Why the path yourdomain.com/cgi-bin/mivavm?Merchant2/
I found the following article that concerns me...
Signs that it's time to change hosts
Here are some indication you can get a better bang for your buck, and that it's time to change host.
Miva Merchant version is an old 4.xx, eg 4.12
To get to your store you use the URL type: http://www.your-domain.com/cgi-bin/mivavm?Merchant2/merchant.mvc+ ( or merchant.mv+ )
This method of running Miva Scripts, became antiquated at around the year 2300 BC as Noah circumnavigated the globe. It isn't the problem in itself ( although it has been claimed that this is by default a security issue ), but it IS an indication of a server setup that is will very likely fail to run any 3rd party modules that think "outside the box". Chances are, the server permissions will become a hinderance very quickly.
Where did you read the article? Was it from another hosting company and perhaps a sells pitch?

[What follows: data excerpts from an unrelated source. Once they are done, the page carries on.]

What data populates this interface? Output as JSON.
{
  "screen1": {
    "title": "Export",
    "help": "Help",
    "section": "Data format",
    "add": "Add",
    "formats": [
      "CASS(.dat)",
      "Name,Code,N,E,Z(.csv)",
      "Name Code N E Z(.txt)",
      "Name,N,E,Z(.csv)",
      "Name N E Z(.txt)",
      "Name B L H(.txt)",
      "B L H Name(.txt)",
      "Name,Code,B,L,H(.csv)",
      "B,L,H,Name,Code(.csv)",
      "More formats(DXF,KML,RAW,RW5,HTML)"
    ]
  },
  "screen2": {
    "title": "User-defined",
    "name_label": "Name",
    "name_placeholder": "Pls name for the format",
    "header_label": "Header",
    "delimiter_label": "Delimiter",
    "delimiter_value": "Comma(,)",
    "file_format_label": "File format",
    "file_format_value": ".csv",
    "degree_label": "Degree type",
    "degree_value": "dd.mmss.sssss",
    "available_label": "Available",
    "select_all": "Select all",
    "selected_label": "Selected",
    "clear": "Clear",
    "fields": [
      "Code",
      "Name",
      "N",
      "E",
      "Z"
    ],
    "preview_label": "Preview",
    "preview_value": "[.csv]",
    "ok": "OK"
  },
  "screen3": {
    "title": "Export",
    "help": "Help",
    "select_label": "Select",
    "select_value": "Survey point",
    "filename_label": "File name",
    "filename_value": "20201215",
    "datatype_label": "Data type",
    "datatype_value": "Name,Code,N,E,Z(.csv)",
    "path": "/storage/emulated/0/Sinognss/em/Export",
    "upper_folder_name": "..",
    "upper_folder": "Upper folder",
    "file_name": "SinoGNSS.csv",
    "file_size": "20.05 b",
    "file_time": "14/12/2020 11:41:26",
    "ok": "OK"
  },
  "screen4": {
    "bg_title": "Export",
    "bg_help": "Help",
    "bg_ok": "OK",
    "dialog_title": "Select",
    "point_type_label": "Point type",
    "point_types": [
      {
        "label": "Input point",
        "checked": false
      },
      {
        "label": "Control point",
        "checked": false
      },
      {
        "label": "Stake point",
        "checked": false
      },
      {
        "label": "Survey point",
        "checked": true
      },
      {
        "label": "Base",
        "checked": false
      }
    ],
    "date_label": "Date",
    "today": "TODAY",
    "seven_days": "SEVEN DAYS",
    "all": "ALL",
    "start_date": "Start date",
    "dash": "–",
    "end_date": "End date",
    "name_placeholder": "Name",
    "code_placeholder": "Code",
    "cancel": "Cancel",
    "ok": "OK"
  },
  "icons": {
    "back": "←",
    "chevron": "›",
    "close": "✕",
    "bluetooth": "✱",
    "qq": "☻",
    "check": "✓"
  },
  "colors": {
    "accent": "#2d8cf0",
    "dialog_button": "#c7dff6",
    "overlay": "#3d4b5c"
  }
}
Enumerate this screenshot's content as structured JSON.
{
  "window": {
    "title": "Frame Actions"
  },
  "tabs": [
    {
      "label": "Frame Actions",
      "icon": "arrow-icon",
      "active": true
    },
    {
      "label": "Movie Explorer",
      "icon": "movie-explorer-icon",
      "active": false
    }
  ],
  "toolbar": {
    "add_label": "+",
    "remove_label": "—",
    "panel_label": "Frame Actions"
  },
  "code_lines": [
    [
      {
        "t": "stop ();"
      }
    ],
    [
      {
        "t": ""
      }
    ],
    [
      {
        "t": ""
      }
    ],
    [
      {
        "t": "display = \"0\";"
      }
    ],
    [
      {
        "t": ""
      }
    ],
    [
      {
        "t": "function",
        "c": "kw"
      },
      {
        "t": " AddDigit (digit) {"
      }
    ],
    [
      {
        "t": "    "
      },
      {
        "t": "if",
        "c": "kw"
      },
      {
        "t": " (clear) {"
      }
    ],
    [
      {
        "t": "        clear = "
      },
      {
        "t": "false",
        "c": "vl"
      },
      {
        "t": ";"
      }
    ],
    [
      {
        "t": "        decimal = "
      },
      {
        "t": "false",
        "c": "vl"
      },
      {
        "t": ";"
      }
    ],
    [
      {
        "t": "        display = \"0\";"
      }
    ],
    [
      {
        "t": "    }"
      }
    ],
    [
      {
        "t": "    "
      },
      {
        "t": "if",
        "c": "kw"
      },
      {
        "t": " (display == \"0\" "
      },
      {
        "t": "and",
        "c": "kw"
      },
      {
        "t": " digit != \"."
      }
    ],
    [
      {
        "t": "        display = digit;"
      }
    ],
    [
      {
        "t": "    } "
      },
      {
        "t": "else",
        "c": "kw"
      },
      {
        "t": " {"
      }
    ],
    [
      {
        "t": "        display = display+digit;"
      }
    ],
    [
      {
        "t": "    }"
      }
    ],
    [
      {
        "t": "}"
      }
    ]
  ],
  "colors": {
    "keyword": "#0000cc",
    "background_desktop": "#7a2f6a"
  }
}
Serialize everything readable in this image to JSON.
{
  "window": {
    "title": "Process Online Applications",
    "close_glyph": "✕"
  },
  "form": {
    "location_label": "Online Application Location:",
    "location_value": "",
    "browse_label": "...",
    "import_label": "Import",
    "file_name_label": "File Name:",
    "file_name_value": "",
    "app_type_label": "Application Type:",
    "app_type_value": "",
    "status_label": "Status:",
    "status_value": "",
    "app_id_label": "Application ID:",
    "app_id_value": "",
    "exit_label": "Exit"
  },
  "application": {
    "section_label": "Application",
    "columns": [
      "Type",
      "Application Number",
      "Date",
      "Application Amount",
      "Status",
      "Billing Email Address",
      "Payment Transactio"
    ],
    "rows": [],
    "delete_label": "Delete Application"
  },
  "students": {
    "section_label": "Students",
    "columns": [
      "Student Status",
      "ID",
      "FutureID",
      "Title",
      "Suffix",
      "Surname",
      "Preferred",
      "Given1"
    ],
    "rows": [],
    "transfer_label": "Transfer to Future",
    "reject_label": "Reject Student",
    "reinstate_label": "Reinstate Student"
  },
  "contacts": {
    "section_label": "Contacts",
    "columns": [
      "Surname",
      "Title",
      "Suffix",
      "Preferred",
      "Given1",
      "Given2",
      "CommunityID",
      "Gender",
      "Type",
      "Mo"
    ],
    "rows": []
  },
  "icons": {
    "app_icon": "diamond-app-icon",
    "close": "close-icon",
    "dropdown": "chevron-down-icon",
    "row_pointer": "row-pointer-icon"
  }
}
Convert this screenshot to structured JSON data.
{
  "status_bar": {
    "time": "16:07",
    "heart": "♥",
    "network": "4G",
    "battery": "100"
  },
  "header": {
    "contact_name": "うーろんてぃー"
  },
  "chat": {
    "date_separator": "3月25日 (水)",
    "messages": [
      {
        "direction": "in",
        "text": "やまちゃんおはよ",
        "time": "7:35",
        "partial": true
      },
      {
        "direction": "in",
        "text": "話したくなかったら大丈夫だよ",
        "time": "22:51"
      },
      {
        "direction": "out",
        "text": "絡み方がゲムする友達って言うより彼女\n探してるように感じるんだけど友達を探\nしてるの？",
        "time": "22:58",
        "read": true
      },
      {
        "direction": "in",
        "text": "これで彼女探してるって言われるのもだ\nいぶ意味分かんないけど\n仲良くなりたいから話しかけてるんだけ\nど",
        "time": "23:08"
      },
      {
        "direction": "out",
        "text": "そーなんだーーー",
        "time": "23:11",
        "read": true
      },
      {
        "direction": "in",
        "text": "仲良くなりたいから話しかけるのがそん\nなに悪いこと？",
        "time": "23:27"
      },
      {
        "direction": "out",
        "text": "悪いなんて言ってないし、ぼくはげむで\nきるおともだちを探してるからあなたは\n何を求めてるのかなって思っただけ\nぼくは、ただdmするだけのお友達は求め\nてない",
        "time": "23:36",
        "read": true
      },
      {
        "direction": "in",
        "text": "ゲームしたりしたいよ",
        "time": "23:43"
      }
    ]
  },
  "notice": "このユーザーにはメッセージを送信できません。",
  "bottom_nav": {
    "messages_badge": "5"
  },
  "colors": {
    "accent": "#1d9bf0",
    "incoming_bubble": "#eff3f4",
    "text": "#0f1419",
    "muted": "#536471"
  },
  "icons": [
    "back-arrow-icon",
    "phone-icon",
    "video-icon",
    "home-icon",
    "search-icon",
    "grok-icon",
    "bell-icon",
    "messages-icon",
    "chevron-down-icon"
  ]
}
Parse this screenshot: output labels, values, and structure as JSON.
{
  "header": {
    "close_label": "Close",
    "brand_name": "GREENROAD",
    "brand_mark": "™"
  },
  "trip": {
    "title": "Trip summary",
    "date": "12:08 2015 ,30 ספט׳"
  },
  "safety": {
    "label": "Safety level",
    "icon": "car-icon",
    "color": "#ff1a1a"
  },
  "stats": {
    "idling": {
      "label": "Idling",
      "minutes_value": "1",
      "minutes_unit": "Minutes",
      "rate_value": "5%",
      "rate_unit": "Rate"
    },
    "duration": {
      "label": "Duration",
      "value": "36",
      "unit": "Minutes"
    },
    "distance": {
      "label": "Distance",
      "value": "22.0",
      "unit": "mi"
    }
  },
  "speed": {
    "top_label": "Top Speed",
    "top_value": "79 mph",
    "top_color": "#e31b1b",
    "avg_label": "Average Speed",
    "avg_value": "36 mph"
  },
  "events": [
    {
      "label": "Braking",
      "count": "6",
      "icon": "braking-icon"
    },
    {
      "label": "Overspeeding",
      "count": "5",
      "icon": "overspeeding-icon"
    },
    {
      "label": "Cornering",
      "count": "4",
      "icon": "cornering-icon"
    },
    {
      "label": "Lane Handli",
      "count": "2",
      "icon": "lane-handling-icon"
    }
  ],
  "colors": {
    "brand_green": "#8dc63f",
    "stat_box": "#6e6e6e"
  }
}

As far as security WestHost tends to be pretty conservative it seems. I think it is the one reason they do not always run the most current versions of things. Even with that said with the VPS technology you almost always have the option of running your own current version of a script or program. Some users are even running a second version of the current Perl although the installed version is owned by root and not accessable for upgrade.
Where did you read the article? Was it from another hosting company and perhaps a sells pitch?
I did a web search and found it here (at the bottom of the page) . . .
http://www.mvcool.com/articles/hostingequal.mv
MvCool is a store that sells modules for Miva Merchant.